Rapid diagnosis in Rare Disease dictates developing computational models for a careful and more efficient patient identification and diagnosis. The use of the most advanced technology and DDI’s proprietary AI application – ‘EDDIE’ – means we break those barriers to early detection.

Critical to the effort is the capability of scanning and reading unstructured data using EDDIE. This not only utilizes OCR, ICR, and NLP, but a proprietary application of NLU which utilizes AI to not only rapidly identify but predict missing data or gaps in the diagnosis which might go undetected. Identifying Machine Learning (ML) patterns specific to a chosen disease in a large commercial data set, we developed two deep learning models. And, utilizing our proprietary Artificial Intelligence (AI) application, we set out to identify disease state, suspect isolate patients.

We removed barriers to entry and alleviated the burden on IT departments by ingesting data through our proprietary ingestion engine, Rosetta, where we can utilize all data types from multiple data sources, without any complication. This technology advancement from DDI allows RDDT to assimilate structured and unstructured data through Rosetta and EDDIE then utilize pattern development and AI to identify biomarker and disease profiles resulting in deep learning models which then identify suspect isolate patients.


We took a large dataset of patient information, 3MM records, and created a model of E85.X patients. This data set produced 335 unique patients which went into the training set of 71,000 total records utilizing ML/AI and NLU to identify every possible correlational data point.

Patterns were recognized from correlational data and once the data model was reviewed by healthcare professionals for bias and retrained, the models identified;

  • One of the three patients, Patient 1, was isolated with a frequency of disease pattern suggesting the need for further testing for E85.2
  • Patient 2 was isolated with a frequency of disease pattern suggesting the need for further diagnosis which might lead to E85.2
  • Patient 3 with biased data which would rule out the diagnosis

We conferred with Subject Matter Experts at each phase for confirmation of information and removal of bias. Suspect isolates are then passed to providers to verify the disease state through additional testing and begin the appropriate treatment for the benefit of the patient.

It is important to note that this Proof Of Concept identified a biomarker found in year two – nail atrophy L60.3, in 80% of diagnosed patients that was a part of the diagnosis corresponding with E85.2 suggesting early detection and treatment timelines. This biomarker had not been recognized as a part of the diagnosis until this discovery which makes the results quite meaningful in determining a disease state early in the diagnostic odyssey.
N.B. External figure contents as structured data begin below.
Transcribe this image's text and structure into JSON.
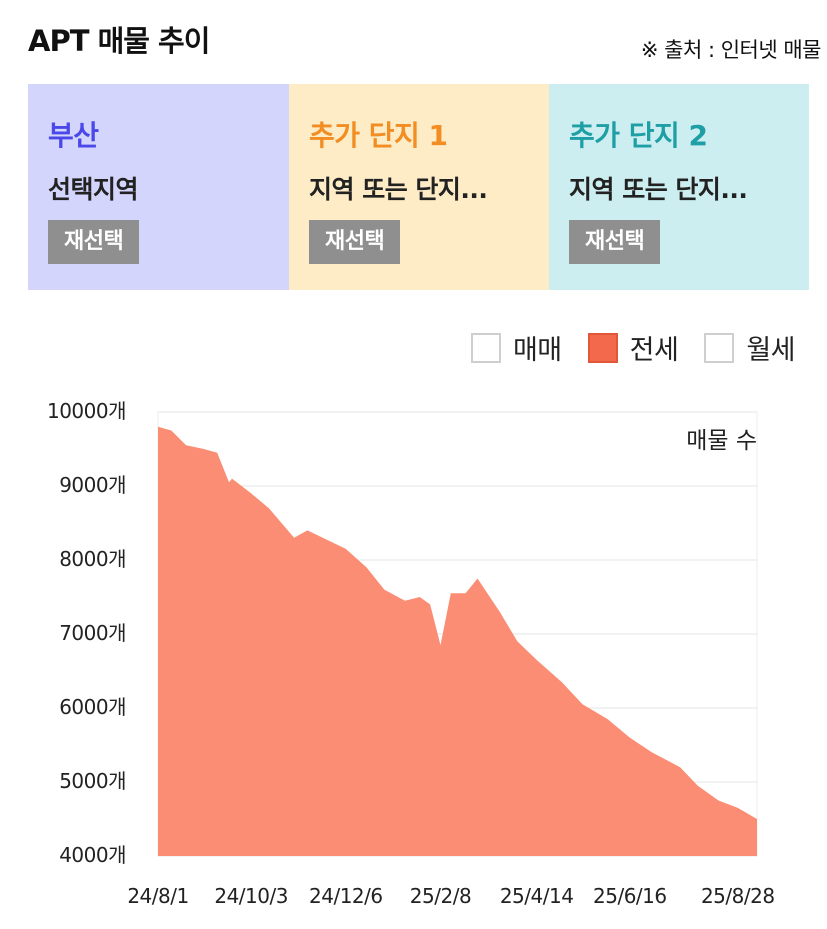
{
  "header": {
    "title": "APT 매물 추이",
    "source": "※ 출처 : 인터넷 매물"
  },
  "panels": [
    {
      "name": "부산",
      "sub": "선택지역",
      "button": "재선택",
      "bg": "#d4d5fc",
      "color": "#4a48e8"
    },
    {
      "name": "추가 단지 1",
      "sub": "지역 또는 단지...",
      "button": "재선택",
      "bg": "#fdecc6",
      "color": "#f18d22"
    },
    {
      "name": "추가 단지 2",
      "sub": "지역 또는 단지...",
      "button": "재선택",
      "bg": "#cdeef0",
      "color": "#1e9fa6"
    }
  ],
  "legend": [
    {
      "label": "매매",
      "checked": false
    },
    {
      "label": "전세",
      "checked": true
    },
    {
      "label": "월세",
      "checked": false
    }
  ],
  "chart_data": {
    "type": "area",
    "series_label": "매물 수",
    "y_unit": "개",
    "ylim": [
      4000,
      10000
    ],
    "y_ticks": [
      "10000개",
      "9000개",
      "8000개",
      "7000개",
      "6000개",
      "5000개",
      "4000개"
    ],
    "x_ticks": [
      "24/8/1",
      "24/10/3",
      "24/12/6",
      "25/2/8",
      "25/4/14",
      "25/6/16",
      "25/8/28"
    ],
    "grid": true,
    "fill_color": "#fa8d73",
    "series": [
      {
        "x": [
          "24/8/1",
          "24/8/10",
          "24/8/20",
          "24/9/1",
          "24/9/10",
          "24/9/18",
          "24/9/20",
          "24/10/3",
          "24/10/15",
          "24/11/1",
          "24/11/10",
          "24/12/6",
          "24/12/20",
          "25/1/1",
          "25/1/15",
          "25/1/25",
          "25/2/1",
          "25/2/8",
          "25/2/15",
          "25/2/25",
          "25/3/5",
          "25/3/20",
          "25/4/1",
          "25/4/14",
          "25/5/1",
          "25/5/15",
          "25/6/1",
          "25/6/16",
          "25/7/1",
          "25/7/20",
          "25/8/1",
          "25/8/15",
          "25/8/28",
          "25/9/10"
        ],
        "values": [
          9800,
          9750,
          9550,
          9500,
          9450,
          9050,
          9100,
          8900,
          8700,
          8300,
          8400,
          8150,
          7900,
          7600,
          7450,
          7500,
          7400,
          6850,
          7550,
          7550,
          7750,
          7300,
          6900,
          6650,
          6350,
          6050,
          5850,
          5600,
          5400,
          5200,
          4950,
          4750,
          4650,
          4500
        ]
      }
    ]
  }
}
CTO of RDDT, J Mark Tumblin summarized as follows:

“Individuals with Rare Diseases typically experience a five- to eight-year diagnostic odyssey’ from on-set of symptoms to diagnosis. Many exhibit symptoms that are deemed insignificant but would shorten the diagnostic odyssey if detected. When combined, they are prevalent enough to ruin thousands of lives, but in isolation, they are not visible enough to warrant high-priority healthcare funding.
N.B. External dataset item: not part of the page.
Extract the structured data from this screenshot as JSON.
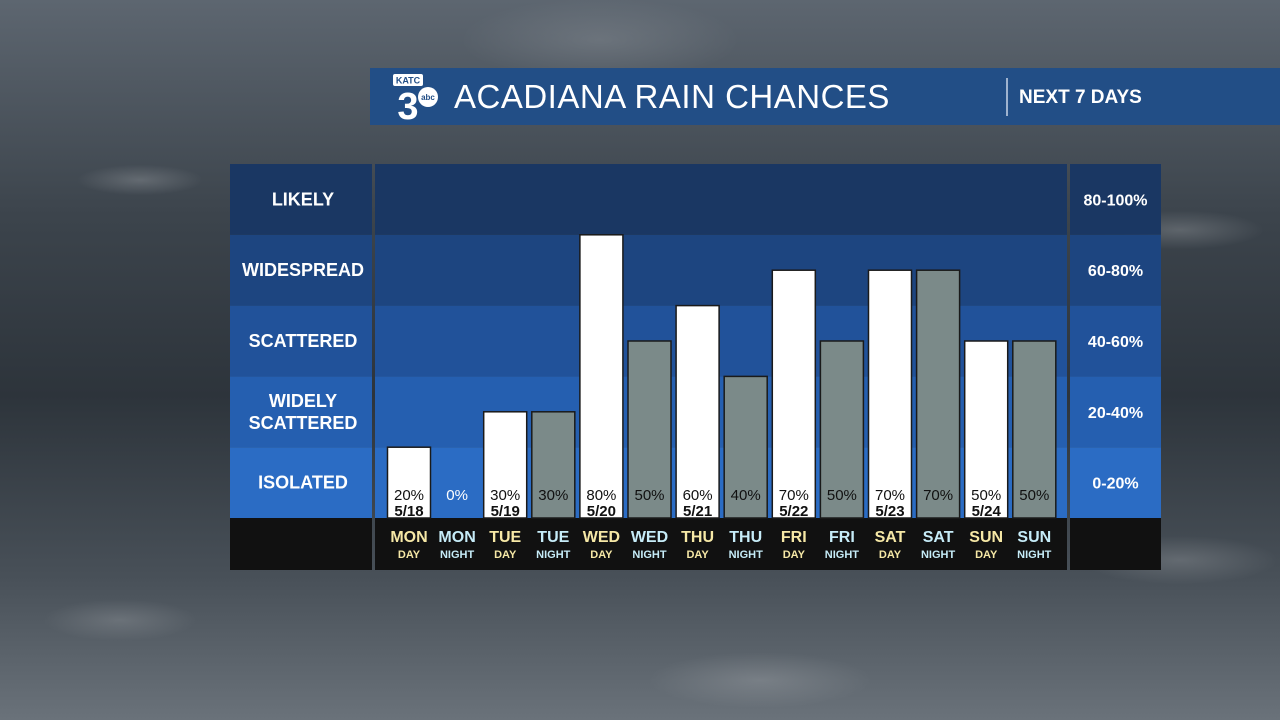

“This is where Artificial Intelligence can play a role. By reducing the cost of manual work associated with data checks, we immediately remove an enormous workforce effort and financial barrier. By using aspects of AI technology, we increase our ability to detect suspect patients exponentially.

“It is safe to say that without EDDIE, the diagnostic odyssey would result in lives being lost.”

CEO of DDI, Jeewa Perera commented:

“Deep Data Insight make innovative data science solutions that address real-world problems in individual sectors, but that can then be reused in other cases and other sectors.

“We are specialists in combining disparate data science elements into one solution.

“EDDIE is one of a kind. There is no other solution capable of accurately processing data from multiple sources at immense speed, and then make ultra-reliable predictions that have real-world use.

“EDDIE is an incredible tool but is just one solution that has emerged from the world-class Deep Data Insight AI Engine.”